Quick Links

Re: GSoC - Idea Discussion

From:	Tomas Vondra <tomas(dot)vondra(at)2ndquadrant(dot)com>
To:	hitesh ramani <hiteshramani(at)hotmail(dot)com>, "pgsql-hackers(at)postgresql(dot)org" <pgsql-hackers(at)postgresql(dot)org>
Subject:	Re: GSoC - Idea Discussion
Date:	2015-03-19 21:31:19
Message-ID:	550B4027.3040207@2ndquadrant.com
Views:	Whole Thread \| Raw Message \| Download mbox \| Resend email
Thread:
Lists:	pgsql-hackers

On 03/19/15 21:41, hitesh ramani wrote:
> Hello Tomas,
>
>
> > Could you please elaborate more why to choose CUDA, a nvidia-only
> > technology, rather than OpenCL, supported by much wider range of
> > companies and projects? Why do you consider OpenCL unsuitable?
> >
> > Not that CUDA is bad - it certainly works better in some scenarios, but
> > this is a cost/benefits question, and it only works with devices
> > manufactured by a single company. That significantly limits the
> > usefulness of the work, IMHO.
>
>
> I will never say OpenCL is unsuitable, I just meant, as per the research
> I did, CUDA came out with better results. I do agree OpenCL is also a
> great tool to exploit the power of GPUs. My aim is to enhance the
> performance using CUDA, though OpenCL implementation might work great too!

My point was that using open standards and frameworks (OpenCL) has much
higher chance of being welcomed by the community of open source
projects, compared to proprietary technologies like CUDA.

>
> > You mention that you ran into issues with PG Strom. What issues?
>
> While I was trying to compile, I ran into the error "src/main.c:27:29:
> fatal error: utils/ruleutils.h: No such file or directory", when I did
> make to the branch of Postgres suggested in the description, i.e the
> custom_join branch, I still ran into the same issue. Moreover, I
> couldn't locate the file.

That's strange, and you should probably ask people on the PG Strom
projects. Haven't tried PG Strom for a long time, but the compilation
worked fine some time ago.

>
> > Can we see some examples, what this actually means? What you can and
> > can't do at this point, etc.? Can you share some numbers how this
> > improves the performance?
>
> I did some benchmarking on quicksort for 1M random numbers(range 0 to
> 0xffffff) on GPU and CPU, the results showed enhancement of 700% on the GPU.

So you've created an array of 1M integers, and it's 7x faster on GPU
compared to pg_qsort(), correct?

Well, it might surprise you, but PostgreSQL almost never sorts numbers
like this. PostgreSQL sorts tuples, which is way more complicated and,
considering the variable length of tuples (causing issues with memory
access), rather unsuitable for GPU devices.
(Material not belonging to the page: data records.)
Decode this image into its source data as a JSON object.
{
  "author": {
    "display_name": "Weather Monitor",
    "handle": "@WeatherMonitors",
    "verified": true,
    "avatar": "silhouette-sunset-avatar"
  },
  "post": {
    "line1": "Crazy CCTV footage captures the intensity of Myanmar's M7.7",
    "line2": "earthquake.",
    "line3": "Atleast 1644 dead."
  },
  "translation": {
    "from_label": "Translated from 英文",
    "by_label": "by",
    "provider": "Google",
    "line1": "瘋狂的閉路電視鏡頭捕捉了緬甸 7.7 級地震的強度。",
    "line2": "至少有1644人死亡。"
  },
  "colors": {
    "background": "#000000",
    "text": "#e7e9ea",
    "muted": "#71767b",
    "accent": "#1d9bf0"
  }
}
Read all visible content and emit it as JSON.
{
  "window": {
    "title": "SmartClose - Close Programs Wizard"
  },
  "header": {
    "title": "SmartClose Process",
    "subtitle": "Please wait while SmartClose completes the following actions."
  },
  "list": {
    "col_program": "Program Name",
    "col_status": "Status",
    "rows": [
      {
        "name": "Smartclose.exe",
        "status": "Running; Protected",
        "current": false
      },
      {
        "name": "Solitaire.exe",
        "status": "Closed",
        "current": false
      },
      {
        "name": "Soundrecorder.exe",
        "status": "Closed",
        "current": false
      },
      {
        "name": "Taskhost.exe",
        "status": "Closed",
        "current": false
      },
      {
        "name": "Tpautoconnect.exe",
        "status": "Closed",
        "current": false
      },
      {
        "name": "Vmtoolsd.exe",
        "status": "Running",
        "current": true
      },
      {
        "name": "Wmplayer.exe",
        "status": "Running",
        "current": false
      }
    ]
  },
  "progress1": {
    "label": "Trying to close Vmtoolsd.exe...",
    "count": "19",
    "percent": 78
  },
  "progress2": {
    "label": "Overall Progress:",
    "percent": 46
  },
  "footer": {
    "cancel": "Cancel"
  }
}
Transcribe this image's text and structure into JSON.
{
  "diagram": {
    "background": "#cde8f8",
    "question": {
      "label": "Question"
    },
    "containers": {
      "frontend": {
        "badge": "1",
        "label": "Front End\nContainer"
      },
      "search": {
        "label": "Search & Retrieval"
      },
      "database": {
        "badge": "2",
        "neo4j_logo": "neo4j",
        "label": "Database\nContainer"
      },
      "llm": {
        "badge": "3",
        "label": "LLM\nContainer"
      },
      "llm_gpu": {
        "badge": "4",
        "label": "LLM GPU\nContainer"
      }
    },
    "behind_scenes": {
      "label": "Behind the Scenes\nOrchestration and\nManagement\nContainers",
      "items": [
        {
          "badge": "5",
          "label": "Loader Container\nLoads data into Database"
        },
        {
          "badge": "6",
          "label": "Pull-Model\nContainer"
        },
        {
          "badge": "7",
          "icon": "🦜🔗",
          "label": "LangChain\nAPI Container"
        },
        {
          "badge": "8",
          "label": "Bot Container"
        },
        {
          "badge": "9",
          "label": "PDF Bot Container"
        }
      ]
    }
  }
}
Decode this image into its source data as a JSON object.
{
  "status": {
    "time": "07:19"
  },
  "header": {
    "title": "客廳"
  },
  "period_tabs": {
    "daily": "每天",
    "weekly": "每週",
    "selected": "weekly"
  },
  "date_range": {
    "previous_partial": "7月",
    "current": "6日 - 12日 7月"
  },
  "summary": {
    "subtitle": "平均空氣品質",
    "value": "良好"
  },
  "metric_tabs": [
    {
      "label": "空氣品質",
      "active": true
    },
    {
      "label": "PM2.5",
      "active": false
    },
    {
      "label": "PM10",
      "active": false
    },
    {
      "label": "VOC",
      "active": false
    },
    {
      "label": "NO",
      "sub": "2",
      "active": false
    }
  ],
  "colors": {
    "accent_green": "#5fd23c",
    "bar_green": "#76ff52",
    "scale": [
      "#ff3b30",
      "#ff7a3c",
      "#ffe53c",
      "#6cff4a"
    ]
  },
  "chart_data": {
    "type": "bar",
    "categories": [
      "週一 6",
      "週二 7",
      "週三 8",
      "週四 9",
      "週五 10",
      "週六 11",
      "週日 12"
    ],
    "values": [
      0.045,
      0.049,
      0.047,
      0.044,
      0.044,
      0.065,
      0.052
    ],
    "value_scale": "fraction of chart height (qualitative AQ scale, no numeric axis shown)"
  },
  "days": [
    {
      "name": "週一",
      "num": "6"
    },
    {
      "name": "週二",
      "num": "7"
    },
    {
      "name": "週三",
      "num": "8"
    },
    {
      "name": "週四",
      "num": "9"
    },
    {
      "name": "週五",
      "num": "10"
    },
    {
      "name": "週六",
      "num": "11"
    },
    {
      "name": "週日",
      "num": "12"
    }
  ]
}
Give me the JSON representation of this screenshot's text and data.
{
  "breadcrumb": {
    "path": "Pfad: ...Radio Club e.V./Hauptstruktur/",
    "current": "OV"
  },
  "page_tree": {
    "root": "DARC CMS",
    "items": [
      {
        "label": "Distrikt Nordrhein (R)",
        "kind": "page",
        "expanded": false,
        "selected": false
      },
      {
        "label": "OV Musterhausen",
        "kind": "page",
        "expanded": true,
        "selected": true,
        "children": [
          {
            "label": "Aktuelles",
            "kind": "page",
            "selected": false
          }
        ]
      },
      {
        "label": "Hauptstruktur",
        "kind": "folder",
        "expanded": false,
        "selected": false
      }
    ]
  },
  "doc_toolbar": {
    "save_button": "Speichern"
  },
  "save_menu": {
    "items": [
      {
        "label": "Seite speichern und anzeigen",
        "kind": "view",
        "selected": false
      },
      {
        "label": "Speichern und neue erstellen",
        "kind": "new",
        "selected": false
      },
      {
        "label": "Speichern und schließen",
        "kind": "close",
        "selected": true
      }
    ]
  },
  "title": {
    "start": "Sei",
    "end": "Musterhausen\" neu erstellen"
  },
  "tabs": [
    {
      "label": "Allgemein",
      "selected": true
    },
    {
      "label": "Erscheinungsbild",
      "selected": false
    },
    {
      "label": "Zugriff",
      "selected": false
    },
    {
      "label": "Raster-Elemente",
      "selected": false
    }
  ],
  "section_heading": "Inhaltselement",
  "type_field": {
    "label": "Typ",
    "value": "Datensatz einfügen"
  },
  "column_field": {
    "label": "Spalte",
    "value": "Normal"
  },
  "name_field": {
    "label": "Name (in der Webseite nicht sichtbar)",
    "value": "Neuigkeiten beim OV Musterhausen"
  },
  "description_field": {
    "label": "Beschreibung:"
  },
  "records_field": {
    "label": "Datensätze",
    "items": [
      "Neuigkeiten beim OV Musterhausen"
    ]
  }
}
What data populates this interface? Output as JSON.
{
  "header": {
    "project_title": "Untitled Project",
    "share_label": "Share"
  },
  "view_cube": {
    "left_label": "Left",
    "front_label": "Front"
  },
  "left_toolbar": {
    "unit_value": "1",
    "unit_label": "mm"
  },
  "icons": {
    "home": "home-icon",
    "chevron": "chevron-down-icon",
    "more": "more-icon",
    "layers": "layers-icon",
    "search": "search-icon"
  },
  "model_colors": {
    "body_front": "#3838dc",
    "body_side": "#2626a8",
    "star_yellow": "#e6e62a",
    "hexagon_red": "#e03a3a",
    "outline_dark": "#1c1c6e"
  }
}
I might be missing
something, of course.

Also, it often needs additional information, like collations when
sorting by a text field, for example.

> What this means and what I can do at this point - My aim was to
> integrate CUDA with Postgres so that I can make a call to the GPU for
> sorting operation. To start, I made a simple CUDA hello world program,
> and edited the code to call it from qsort, ran into name mangling
> issues, so sorted that out by creating 2 different .h files one for CUDA
> program and for the call I made from qsort. Finally, edited the make
> file to compile the CUDA program with the Postgres compilation itself
> and now when I compile my Postgres code, the CUDA file gets compiled too
> and prints the needed on the server end.

Why don't you show us the source code? Would be simpler than explaining
what it does.

>
> What I still haven't done - I still haven't actually enhanced the
> sorting yet, I'm still analyzing the code, how to tinkle with it, the
> right approach.
>

I'd recommend discussing the code here. It's certainly quite complex,
especially if this is your first encounter with it.

>
> > That's really difficult to judge, because you have not provided any
> > source code, examples or anything else to support this.
> >
> > >
> > > Please give in your valuable suggestions and views on this.
> >
> > From where I sit, this looks interesting, but rather as a research
> > project rather than something than can be integrated into PostgreSQL in
> > a foreseeable future. Not sure that's what GSoC is intended for.
> >
> > Also, we badly need more details on this - current status, examples, and
> > especially project plan explaining the scope. It's impossible to say
> > whether the sort can be implemented within the GSoC time frame.
>
> What I actually see it is as is to be a branch of Postgres which has
> CUDA compatible features. I wanted to start it by sorting which can

I find it very unlikely that this project will choose something that is
intended as a fork.

> further be improved. To be honest, I'm still analyzing the sort code
> for elements above a million integer elements(in a single row, for
> now) so that the use of GPUs is actually significant. As I saw,
> Postgres uses external sort for that.

PostgreSQL uses adaptive sort - in-memory when it fits into work_mem,
on-disk when it does not. This is decided at runtime.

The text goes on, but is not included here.